Ma cosa ha permesso ad Arancia meccanica di diventare quel che è oggi? In che modo si è destreggiato tra le critiche e le ovazioni? Di cosa parla davvero?



PER UNA RIFLESSIONE SULLA VIOLENZA DI TUTTI

La trama spiccia di A clockwork orange è nota in lungo e in largo: Alex e i suoi “drughi” passano il tempo compiendo furti e violenze nella cornice di una società futura che alcuni definirebbero distopica. A dir la verità, questa società non solo non è delineata in maniera autonoma nel romanzo, ma anzi il lettore la ricostruisce proiettando sull’esterno le caratteristiche specifiche dei personaggi che la popolano: Alex è un bel ragazzo, appassionato di musica classica, sveglio, ma, come scrive lo stesso Anthony Burgess parlando del suo anti-eroe, “veramente malvagio, a un livello forse inconcepibile”. Quel che sviluppa la riflessione che innerva il testo è proprio questa intrinseca malvagità, in quanto “la sua cattiveria non è il prodotto di un condizionamento teorico o sociale: è una sua impresa personale in cui si è imbarcato in piena lucidità”.
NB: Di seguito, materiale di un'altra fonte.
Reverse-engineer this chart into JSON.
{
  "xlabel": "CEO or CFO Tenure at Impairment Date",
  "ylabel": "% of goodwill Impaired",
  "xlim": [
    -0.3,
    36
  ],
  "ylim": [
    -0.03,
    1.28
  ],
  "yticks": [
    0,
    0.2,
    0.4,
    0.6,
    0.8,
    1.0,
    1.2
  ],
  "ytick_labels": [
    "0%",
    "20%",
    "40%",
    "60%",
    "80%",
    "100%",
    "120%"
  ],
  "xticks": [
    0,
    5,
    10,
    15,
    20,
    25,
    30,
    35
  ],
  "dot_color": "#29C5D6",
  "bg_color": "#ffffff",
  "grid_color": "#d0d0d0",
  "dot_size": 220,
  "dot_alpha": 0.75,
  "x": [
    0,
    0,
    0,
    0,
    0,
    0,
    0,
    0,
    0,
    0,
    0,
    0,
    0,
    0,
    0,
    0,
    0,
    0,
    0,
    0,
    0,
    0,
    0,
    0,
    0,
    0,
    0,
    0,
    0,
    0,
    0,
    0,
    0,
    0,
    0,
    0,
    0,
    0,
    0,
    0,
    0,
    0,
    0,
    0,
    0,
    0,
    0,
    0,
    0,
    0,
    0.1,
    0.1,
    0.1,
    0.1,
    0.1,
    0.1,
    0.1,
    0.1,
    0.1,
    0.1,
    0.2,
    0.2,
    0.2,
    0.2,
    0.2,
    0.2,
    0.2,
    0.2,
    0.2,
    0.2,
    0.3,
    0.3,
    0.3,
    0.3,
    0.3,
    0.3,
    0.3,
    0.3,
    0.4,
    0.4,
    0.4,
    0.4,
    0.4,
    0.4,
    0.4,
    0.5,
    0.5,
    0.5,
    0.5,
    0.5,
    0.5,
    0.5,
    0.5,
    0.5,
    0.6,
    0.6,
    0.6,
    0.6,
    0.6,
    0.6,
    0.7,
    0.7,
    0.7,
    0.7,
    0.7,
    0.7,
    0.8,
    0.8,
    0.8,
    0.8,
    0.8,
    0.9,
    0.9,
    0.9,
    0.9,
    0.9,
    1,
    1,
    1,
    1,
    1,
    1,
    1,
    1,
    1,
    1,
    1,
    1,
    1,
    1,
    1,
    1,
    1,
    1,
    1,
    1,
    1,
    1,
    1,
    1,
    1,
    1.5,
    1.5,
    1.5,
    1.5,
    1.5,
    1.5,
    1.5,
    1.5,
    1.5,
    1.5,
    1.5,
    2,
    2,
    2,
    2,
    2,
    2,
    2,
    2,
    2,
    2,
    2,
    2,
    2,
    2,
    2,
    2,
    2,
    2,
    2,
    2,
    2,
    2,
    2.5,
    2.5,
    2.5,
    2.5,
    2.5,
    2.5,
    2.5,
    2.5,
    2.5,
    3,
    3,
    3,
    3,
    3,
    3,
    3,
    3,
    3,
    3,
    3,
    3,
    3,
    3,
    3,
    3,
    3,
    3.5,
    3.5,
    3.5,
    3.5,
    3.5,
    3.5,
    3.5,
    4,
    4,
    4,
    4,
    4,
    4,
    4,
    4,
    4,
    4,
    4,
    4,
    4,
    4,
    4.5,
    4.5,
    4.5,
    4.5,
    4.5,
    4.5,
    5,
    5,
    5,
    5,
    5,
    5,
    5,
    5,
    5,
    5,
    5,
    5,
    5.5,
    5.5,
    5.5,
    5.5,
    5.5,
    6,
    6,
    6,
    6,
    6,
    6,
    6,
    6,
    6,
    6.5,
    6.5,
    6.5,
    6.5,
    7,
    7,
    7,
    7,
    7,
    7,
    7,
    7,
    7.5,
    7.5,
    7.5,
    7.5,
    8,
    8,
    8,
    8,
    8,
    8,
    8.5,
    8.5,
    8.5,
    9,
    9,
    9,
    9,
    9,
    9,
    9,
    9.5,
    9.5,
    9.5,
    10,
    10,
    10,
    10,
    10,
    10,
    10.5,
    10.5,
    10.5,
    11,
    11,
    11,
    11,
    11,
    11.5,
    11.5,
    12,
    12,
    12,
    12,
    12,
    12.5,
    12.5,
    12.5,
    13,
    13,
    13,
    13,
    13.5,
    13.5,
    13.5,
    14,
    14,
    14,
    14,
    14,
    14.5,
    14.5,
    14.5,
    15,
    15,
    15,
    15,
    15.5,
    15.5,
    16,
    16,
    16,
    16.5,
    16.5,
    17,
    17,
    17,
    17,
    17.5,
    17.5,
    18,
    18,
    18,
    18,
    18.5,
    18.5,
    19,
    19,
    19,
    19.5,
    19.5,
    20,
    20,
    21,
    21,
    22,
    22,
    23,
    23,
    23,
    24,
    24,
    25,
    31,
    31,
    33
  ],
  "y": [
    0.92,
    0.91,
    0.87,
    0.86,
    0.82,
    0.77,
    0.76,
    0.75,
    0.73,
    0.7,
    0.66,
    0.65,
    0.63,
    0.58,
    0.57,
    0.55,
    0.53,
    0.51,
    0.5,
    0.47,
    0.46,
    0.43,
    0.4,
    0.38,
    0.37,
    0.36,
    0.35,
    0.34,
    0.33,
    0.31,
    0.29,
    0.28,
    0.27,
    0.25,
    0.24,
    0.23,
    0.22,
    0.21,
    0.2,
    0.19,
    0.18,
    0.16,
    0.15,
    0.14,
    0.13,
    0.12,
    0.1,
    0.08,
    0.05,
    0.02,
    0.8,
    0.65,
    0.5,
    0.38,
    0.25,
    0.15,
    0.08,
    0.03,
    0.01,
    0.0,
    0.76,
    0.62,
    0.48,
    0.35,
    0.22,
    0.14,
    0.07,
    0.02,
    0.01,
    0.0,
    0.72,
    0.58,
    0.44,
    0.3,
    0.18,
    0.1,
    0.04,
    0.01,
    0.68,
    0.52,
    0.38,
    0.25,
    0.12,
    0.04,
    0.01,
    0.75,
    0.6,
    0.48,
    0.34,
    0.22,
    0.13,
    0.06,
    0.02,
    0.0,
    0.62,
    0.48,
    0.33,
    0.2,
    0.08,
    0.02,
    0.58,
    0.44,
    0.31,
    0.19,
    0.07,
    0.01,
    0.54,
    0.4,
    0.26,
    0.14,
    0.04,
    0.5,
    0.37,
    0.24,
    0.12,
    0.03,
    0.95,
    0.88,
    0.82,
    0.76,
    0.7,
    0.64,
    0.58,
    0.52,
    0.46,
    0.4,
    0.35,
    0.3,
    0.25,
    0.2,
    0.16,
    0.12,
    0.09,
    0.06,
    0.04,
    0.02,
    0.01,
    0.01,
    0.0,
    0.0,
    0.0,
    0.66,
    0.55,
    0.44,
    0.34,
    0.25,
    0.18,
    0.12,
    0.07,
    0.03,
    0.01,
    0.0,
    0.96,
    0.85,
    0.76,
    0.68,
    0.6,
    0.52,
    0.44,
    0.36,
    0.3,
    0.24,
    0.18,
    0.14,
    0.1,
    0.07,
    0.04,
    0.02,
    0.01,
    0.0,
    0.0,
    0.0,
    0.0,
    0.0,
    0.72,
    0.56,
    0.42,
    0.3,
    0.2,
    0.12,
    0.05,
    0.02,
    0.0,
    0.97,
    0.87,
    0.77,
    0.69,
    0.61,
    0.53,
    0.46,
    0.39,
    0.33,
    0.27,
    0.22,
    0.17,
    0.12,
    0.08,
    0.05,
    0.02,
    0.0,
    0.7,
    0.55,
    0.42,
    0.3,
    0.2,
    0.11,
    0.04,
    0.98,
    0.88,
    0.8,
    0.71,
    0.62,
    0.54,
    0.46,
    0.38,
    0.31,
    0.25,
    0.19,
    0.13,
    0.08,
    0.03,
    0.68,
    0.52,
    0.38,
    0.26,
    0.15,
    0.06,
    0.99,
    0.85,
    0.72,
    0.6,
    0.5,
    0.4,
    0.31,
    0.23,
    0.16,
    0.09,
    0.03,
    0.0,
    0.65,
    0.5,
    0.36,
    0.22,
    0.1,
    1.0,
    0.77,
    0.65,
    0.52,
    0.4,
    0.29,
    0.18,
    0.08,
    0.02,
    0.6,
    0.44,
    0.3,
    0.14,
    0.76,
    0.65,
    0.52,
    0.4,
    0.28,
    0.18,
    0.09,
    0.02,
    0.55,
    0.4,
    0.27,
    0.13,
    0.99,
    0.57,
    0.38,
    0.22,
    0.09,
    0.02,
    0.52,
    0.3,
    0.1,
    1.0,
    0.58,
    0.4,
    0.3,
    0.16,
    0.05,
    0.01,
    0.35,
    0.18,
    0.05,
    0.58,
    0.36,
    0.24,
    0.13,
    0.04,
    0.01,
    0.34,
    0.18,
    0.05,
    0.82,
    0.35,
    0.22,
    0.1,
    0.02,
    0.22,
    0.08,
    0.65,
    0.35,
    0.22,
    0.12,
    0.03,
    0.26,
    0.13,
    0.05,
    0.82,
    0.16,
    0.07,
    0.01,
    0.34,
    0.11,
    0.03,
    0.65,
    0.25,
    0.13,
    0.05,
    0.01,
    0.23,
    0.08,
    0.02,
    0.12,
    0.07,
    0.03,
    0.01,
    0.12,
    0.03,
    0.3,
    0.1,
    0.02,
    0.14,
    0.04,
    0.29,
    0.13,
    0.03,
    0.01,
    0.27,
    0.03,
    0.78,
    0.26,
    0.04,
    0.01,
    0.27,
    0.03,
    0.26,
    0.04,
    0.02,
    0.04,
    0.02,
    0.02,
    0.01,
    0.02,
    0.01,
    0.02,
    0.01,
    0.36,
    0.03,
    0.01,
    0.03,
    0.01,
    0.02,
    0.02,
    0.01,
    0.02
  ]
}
Muovendo, più o meno direttamente, dalla nietzscheana concezione dell’Ultrauomo, Burgess compone un terrificante - eppure veritiero - affresco dell’essere umano, giocando su un’immagine paradossale: l’Alex violento per natura viene snaturato dalla cura Ludovico, una sorta di lavaggio del cervello che annulla la libertà di scelta dell’individuo che vi si sottopone, lasciandogli solo la capacità di fare meccanicamente il bene. L’effetto straniante sta già tutto nel titolo, “clockwork orange”, ovvero “arancia a orologeria”: pare che l’intento di questo titolo fosse unire due immagini tanto distanti tra loro quanto lo sono l’arancia - frutto succoso, colorato, che rappresenta la vitalità - e l’orologio, che sta per una modalità di funzionamento puramente meccanica. Una delle citazioni più eloquenti del romanzo, che ne racchiude a pieno la forza, è sufficiente a far comprendere la portata della riflessione filosofica che passa per questo capolavoro della letteratura: “Che cos’è che Dio vuole? Dio vuole il bene o la scelta del bene? Un uomo che sceglie il male è forse in qualche modo migliore di un uomo cui è stato imposto il bene?”.